Click Enroll in the EJBCA page. This allows your browser to generate a key pair, request the certificate from the Management CA, and automatically install the certificate in your browser:Using legacy browser enrollment
Click OK to confirm the information message and close the tab.
In the installation wizard tab, click Finalize installation.
Get certificate from CSR
Only enroll the initial SuperAdmin certificate with the option Get certificate from CSR (Certificate Signing Request) if you cannot use any of the other methods.
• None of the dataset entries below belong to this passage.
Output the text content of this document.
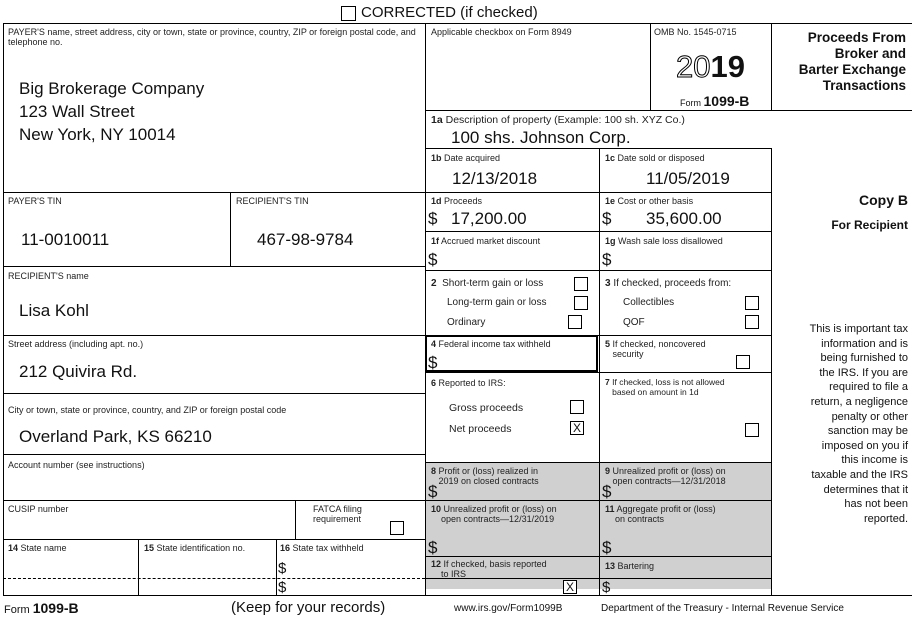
CORRECTED (if checked)
PAYER'S name, street address, city or town, state or province, country, ZIP or foreign postal code, and telephone no.
Big Brokerage Company
123 Wall Street
New York, NY 10014
Applicable checkbox on Form 8949	OMB No. 1545-0715
2019
Form 1099-B
Proceeds From
Broker and
Barter Exchange
Transactions
1a Description of property (Example: 100 sh. XYZ Co.)
100 shs. Johnson Corp.
1b Date acquired
12/13/2018
1c Date sold or disposed
11/05/2019
PAYER'S TIN
11-0010011
RECIPIENT'S TIN
467-98-9784
1d Proceeds
$ 17,200.00
1e Cost or other basis
$ 35,600.00
1f Accrued market discount
$
1g Wash sale loss disallowed
$
Copy B
For Recipient
RECIPIENT'S name
Lisa Kohl
2 Short-term gain or loss
Long-term gain or loss
Ordinary
3 If checked, proceeds from:
Collectibles
QOF
Street address (including apt. no.)
212 Quivira Rd.
4 Federal income tax withheld
$
5 If checked, noncovered
security
6 Reported to IRS:
Gross proceeds
Net proceeds	X
7 If checked, loss is not allowed
based on amount in 1d
City or town, state or province, country, and ZIP or foreign postal code
Overland Park, KS 66210
This is important tax
information and is
being furnished to
the IRS. If you are
required to file a
return, a negligence
penalty or other
sanction may be
imposed on you if
this income is
taxable and the IRS
determines that it
has not been
reported.
8 Profit or (loss) realized in
2019 on closed contracts
$
9 Unrealized profit or (loss) on
open contracts—12/31/2018
$
Account number (see instructions)
CUSIP number	FATCA filing
requirement
10 Unrealized profit or (loss) on
open contracts—12/31/2019
$
11 Aggregate profit or (loss)
on contracts
$
12 If checked, basis reported
to IRS
X
13 Bartering
$
14 State name	15 State identification no.	16 State tax withheld
$
$
Form 1099-B	(Keep for your records)	www.irs.gov/Form1099B	Department of the Treasury - Internal Revenue Service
Creating the CSR and installing the resulting certificate so that it is usable for client TLS authentication is outside the scope of this document.
Proceed as follows to get a certificate from a CSR:
- Select Get certificate from CSR and click Proceed.
Make a note of Enrollment username and Enrollment code. Click Go to SuperAdmin enrollment page to open the Certificate enrollment from a CSR page.Get a certificate from a CSR Credentials
Enter the Enrollment username and Enrollment code from the previous page.
Select or paste the certificate signing request you want to use to issue the initial SuperAdmin certificate.
Click OK:Get a certificate from a CSR Enrollment
Click Download certificate on the Certificate Created page
Install the certificate using a proprietary method. Close the tab when done.
In the installation wizard tab, click Finalize installation.
After you clicked Finalize installation, finalizing will take about 30 seconds. The browser will reload the page and ask you to confirm the client side certificate used for authentication.
If you use different AdditionalSubjectDN for the different installations, the matching certificate should be pre-selected. If you need to delete certificates from your browser later, you will have to restart your browser for these changes to take full effect.
Some antivirus software performs a Man-in-the-Middle (MITM) on all TLS connections. In such a case, the wizard will stop the finalization step and will display the following message:
"Another client session is currently installing."
To avoid this, you must turn off the MITM feature in your antivirus software or completely disable the software.
Configuration changes are only permanent after approximately one hour or when the Hardware Appliance is properly shut down and rebooted. Therefore a power outage right after installation can lead to lost configuration changes. Please keep that in mind if you are running a test installation on your desk or in a test lab.